Depois das atitudes absurdas da mãe, e também de se envolver com Bernardo, Cecília começa a ter crises de pânico. Quando a tristeza é tamanha, ela se autoflagela. Esses eventos ocorrem em boa parte do livro e é simplesmente pesado. Não que a autora descreva as cenas em míseros detalhes, mas de alguma forma, enquanto lemos, é como se sentíssemos o ambiente tenso.
A boa notícia é que a escrita da Iris é simplesmente viciante! Flui com uma naturalidade enorme, me vi admirada com a forma como ela narrou a obra, já quero demais ler outros livros dela! Ela soube muito bem tratar de um assunto sério usando palavras medidas, impactantes e reais.
Alguém aí já brincou com os amigos de Fusca Azul? Essa brincadeira está bem presente na história e fiquei total na nostalgia, de tantas vezes que estapeei meus amigos do colégio. A gente sofria, mas se divertia haha. Trazer essas particularidades nacionais pra história foi um ponto altíssimo.
O livro é narrado pelo ponto de vista intercalado de Cecília e Bernardo. Gostei muito de ver o lado de Bernardo, porque além de ele amadurecer, se arrepender e correr atrás pra concertar seus erros, vemos como ele gosta de forma genuína de Cecília, e isso comove. Vemos também o quão complicado é amar alguém que sofre de depressão/ansiedade/crises do pânico. Esses transtornos não são simples de serem controlados, muitas vezes somente medicação ajuda, e é uma preocupação constante, o medo da pessoa ter uma crise e você não estar do lado, ou nem mesmo saber o que fazer para conseguir ajudar.
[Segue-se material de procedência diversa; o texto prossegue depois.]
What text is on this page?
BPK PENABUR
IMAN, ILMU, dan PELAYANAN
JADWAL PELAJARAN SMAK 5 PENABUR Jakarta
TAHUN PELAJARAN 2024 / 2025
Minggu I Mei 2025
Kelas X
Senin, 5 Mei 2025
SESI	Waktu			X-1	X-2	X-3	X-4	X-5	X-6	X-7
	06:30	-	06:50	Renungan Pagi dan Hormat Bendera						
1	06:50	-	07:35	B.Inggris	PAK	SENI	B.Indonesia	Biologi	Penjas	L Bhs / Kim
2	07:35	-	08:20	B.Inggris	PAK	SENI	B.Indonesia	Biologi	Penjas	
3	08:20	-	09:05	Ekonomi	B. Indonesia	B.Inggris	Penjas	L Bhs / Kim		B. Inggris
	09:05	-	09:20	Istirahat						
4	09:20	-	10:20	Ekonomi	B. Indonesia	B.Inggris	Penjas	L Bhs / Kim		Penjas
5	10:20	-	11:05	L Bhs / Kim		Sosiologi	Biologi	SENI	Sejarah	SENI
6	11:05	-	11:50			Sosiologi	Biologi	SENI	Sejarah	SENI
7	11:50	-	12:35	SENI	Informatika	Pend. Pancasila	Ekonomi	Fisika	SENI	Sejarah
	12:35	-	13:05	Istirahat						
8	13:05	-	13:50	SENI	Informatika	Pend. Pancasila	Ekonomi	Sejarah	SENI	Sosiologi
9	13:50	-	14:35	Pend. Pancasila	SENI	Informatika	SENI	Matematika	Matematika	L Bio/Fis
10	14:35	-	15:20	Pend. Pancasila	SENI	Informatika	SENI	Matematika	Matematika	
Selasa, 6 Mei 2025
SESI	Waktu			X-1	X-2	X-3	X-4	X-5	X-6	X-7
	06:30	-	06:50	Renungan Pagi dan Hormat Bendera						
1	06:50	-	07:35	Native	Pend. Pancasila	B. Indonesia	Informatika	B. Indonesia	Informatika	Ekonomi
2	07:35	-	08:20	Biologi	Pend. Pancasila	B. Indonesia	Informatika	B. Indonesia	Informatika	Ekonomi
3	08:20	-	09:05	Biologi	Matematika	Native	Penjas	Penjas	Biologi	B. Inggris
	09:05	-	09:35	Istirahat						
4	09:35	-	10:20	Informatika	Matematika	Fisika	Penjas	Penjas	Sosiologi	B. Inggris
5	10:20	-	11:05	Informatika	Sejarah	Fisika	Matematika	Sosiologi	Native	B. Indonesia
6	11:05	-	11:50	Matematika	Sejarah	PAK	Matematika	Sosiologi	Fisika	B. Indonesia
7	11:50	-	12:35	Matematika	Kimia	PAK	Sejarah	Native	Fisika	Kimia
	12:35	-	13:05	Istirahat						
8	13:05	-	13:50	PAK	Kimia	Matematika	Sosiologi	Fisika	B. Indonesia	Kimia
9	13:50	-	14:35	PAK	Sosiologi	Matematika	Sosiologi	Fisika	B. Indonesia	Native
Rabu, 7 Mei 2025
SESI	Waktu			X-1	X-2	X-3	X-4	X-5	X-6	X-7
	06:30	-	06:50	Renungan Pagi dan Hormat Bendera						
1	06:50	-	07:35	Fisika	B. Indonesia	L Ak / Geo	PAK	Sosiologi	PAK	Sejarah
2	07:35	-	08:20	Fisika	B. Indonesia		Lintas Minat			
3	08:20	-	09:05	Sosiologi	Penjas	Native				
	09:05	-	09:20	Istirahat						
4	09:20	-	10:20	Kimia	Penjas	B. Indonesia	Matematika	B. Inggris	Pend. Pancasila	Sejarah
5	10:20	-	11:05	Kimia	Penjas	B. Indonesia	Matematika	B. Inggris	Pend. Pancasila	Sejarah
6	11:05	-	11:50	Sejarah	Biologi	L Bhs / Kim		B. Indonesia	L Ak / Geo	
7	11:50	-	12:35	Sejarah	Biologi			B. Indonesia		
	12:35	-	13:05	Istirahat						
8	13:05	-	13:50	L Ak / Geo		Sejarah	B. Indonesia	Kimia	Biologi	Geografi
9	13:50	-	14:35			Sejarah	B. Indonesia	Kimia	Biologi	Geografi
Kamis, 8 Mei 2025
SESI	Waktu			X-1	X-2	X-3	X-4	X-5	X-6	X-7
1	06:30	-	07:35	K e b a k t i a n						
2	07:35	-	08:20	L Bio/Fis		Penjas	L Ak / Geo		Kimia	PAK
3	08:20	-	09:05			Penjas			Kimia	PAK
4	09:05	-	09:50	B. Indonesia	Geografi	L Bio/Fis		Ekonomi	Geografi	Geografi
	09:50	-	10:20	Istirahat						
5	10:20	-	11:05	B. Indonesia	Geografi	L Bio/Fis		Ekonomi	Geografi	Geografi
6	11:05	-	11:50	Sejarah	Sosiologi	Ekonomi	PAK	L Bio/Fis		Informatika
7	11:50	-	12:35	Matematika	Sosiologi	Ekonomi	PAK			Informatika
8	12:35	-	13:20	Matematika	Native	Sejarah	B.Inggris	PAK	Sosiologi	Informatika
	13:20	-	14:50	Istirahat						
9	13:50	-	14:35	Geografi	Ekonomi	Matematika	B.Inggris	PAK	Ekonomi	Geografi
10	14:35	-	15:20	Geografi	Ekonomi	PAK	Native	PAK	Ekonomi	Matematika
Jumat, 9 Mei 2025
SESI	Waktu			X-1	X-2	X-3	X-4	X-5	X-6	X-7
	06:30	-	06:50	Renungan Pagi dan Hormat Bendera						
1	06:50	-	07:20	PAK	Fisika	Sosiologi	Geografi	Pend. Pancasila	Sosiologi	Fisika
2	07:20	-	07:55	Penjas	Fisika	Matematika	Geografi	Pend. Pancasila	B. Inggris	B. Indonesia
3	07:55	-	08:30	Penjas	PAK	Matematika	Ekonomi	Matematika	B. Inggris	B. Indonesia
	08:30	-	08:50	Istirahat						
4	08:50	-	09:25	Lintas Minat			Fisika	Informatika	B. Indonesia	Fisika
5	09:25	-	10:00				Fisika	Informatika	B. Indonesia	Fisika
É difícil acompanhar os pensamentos negativos de Cecília, especialmente quando você se identifica. Algumas passagens me fizeram chorar, porque sei que já tive inseguranças e pensamentos depreciativos comigo mesma, e sem dúvidas muitos também já tiveram uma fase do estilo. Alguns lidam melhor do que outros, e para Cecília, a barra vai só aumentando, e apesar de ser um livro que considero super importante de ser lido, é também um livro que não recomendaria para quem sofre o mesmo que ela. Mesmo ao lado de suas fiéis amigas, Cecília não parece ser feliz. Ela só quer fugir e se esconder do mundo. E esses gatilhos podem colocar alguém ainda mais pra baixo.
De um modo geral, é muito bonita a mensagem que a obra passa, de que apesar das nuvens, sempre haverá estrelas no céu. Como dizia Renato Russo, “Mas é claro que o sol vai voltar amanhã”. É uma história tocante e delicada sobre aceitação, superação, auto conhecimento, sobre ter quem te ama por perto, sobre saber que você não está sozinho.